Behind the Music: Commemoration and Resistance in the Music of Shostakovich

Fri, 09/18/2015 - 5:00pm

This series will introduce the scholars and musicians who will participate in USC Shoah Foundation Center for Advanced Genocide Research’s international workshop Singing in the Lion’s Mouth: Music as Resistance to Genocide, Oct. 10-11, 2015. The event will include two days of programming that highlight the use of music as a tool to resist oppression and spread awareness, including film screenings, and academic symposium and a concert.

Musician and music scholar Alexandra Birch will discuss the resistance demonstrated by one of the 20th century’s most renowned composers, Dmitri Shostakovich, in her presentation at the Music as Resistance to Genocide academic symposium.

Birch is a doctoral candidate of Musical Arts in Violin Performance at Arizona State University and has performed as a soloist, with chamber groups and in orchestras around the world. As a researcher, she focuses on the Holocaust in the former Soviet Union, undiscovered composers from the Holocaust and music of the post-war Soviet Union.

“The politics of music, and the immense power music has to bring people and causes together, but also as cultural preservation, has always been fascinating to me,” Birch said.

Her paper is titled “Jewish Themes in the Music of Shostakovich: Commemoration and Resistance.” Dmitri Shostakovich is one of the most iconic Soviet composers, with works including symphonies, operas, chamber music and even film music. But Birch will reveal the Jewish melodies Shostakovich employed within his compositions to demonstrate resistance to the Soviet regime and commemorate the Holocaust.

Birch analyzes three perspectives across three different Shostakovich compositions: Shostakovich’s music in relation to the official Soviet government ideology of the 1940s compared to work of the Soviet-Extraordinary Commission, post-Zhdanovshchina effects on arts commemoration, and Shostakovich’s concept of resistance to the government by the inclusion of specifically Jewish materials.

The idea of Jewish identity within the USSR was always a taboo topic, Birch said, as religion conflicted directly with the objectives of the state. Shostakovich is a cultural icon in the USSR, and his use of Jewish inspired melodies dates back to the 1930s.

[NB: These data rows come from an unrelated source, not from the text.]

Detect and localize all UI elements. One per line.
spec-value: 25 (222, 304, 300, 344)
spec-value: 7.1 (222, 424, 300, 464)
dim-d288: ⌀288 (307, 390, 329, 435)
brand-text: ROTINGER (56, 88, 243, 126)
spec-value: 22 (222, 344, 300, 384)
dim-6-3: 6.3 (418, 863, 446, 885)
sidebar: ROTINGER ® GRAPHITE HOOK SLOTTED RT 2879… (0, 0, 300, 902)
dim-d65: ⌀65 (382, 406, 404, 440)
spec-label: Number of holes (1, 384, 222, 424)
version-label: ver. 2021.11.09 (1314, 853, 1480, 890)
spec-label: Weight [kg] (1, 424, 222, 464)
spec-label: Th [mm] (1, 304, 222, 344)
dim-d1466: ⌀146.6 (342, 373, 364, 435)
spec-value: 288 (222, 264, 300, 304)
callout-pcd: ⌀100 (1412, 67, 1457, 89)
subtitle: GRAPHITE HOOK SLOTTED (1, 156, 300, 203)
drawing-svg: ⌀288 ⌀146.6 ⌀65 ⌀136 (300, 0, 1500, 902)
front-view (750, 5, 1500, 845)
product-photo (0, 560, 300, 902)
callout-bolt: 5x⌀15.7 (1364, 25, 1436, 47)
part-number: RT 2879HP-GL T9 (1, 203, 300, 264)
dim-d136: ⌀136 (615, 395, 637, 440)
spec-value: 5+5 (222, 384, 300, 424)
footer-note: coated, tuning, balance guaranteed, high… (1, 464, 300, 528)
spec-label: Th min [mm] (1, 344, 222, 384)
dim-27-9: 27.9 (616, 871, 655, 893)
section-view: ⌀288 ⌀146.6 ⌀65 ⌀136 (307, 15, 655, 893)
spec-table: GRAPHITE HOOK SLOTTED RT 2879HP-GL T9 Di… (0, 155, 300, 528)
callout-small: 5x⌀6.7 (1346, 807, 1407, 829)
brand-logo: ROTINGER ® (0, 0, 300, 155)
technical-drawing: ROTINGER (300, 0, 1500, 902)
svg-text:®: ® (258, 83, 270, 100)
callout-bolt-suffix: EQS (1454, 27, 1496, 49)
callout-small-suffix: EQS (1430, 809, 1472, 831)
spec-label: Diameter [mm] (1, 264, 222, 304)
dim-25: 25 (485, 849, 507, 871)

“It is interesting how a non-Jew included Jewish themes and commemorated the Holocaust as an act of resistance to Genocide and oppression, while he himself lived in one of the most oppressive regimes in history,” she said.

Through her presentation, Birch hopes to provide some insight into the cultural policies of the USSR as a means of better understanding some of the conditions of anti-semitism and genocide of the era. She’s also looking forward to attending the other presentations at the symposium.

“I am thrilled that the group is so international and that there are many takes on music from all parts of the world, as violence, but also music and human expression are universal topics,” Birch said.